At issue was Alabama’s plan to execute a man, Domineque Ray, for the robbery, rape, and murder of a 15-year-old girl, Tiffany Harville, in 1995. His guilt was not in doubt. She wasn’t even his first victim. Rather, what mattered in this case was the method in which the state planned to kill him.
Alabama said it would permit a Christian minister — an employee of the state prison system — to be in the execution chamber with Ray at the time of his death, but Ray was a Muslim and requested an imam. Officials balked and a court fight ensued.
The 11th Circuit Court of Appeals sided with the plaintiff, citing the First Amendment, and issued a stay. If Christian inmates can have a Christian minister with them during their executions, a unanimous appellate court panel concluded, then inmates of minority faiths deserve equal treatment.
This week, the U.S. Supreme Court, on a 5-4 vote, rejected the appellate court’s reasoning. As the New York Times reported, the court’s majority said little in defense of its decision, though Justice Elena Kagan, writing for the dissenters, made a striking case that the majority was “profoundly wrong.”
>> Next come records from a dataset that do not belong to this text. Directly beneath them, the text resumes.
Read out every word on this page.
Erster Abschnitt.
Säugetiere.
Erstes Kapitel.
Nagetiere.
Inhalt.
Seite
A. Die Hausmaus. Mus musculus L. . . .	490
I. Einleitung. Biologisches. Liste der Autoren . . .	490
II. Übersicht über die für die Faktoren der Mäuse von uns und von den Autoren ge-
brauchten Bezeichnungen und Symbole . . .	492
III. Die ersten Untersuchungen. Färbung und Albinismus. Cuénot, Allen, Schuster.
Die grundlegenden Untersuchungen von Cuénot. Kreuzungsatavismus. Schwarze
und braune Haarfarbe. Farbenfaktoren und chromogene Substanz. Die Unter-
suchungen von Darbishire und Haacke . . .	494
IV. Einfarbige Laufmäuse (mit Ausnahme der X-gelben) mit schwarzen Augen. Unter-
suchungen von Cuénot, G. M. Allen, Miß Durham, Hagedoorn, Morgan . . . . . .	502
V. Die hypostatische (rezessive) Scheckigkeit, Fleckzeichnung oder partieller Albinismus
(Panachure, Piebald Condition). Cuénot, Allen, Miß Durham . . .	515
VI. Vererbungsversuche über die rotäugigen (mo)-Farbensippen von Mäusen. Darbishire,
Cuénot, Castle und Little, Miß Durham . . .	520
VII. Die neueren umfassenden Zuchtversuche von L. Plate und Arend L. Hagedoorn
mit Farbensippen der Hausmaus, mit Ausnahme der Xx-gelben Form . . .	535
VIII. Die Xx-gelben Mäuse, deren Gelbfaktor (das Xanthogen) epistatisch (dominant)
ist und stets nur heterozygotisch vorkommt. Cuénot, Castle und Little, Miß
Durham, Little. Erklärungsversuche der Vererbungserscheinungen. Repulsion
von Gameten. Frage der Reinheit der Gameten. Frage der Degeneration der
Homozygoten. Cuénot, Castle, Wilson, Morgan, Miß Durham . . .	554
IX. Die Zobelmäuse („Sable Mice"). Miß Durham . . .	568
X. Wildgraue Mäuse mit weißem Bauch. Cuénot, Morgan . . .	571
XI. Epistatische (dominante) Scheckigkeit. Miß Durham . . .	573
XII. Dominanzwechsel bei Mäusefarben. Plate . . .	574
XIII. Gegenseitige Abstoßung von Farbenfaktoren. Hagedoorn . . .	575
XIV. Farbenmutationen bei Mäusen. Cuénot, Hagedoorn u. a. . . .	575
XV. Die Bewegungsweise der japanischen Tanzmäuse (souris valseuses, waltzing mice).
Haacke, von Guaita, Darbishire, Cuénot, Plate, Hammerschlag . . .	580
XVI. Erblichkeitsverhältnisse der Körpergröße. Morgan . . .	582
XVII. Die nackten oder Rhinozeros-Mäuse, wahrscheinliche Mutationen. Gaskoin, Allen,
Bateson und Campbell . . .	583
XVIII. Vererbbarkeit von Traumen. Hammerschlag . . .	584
Under Alabama’s policy, she wrote, “a Christian prisoner may have a minister of his own faith accompany him into the execution chamber to say his last rites…. But if an inmate practices a different religion — whether Islam, Judaism or any other — he may not die with a minister of his own faith by his side,” Justice Kagan wrote.
“That treatment goes against the Establishment Clause’s core principle of denominational neutrality,” she added, referring to the clause of the First Amendment that bars the government from favoring one religious denomination over another. […]
“Ray has put forward a powerful claim that his religious rights will be violated at the moment the state puts him to death,” she wrote. “The 11th Circuit wanted to hear that claim in full. Instead, this court short-circuits that ordinary process — and itself rejects the claim with little briefing and no argument — just so the state can meet its preferred execution date.”
And that’s ultimately what makes this dispute so notable. It’s not about feeling sympathy for a man convicted of heinous crimes; it’s about the underlying legal principle that in the United States, people of every faith tradition — and those who’ve chosen not to follow a spiritual path at all — will be treated equally under the law.
On matters of religious liberty, the government must remain neutral and not play favorites, and yet, Alabama is the nation’s only state with an official policy of having a Christian minister — and only a Christian minister — in the execution chamber.
The five conservatives on the U.S. Supreme Court didn’t seem to care.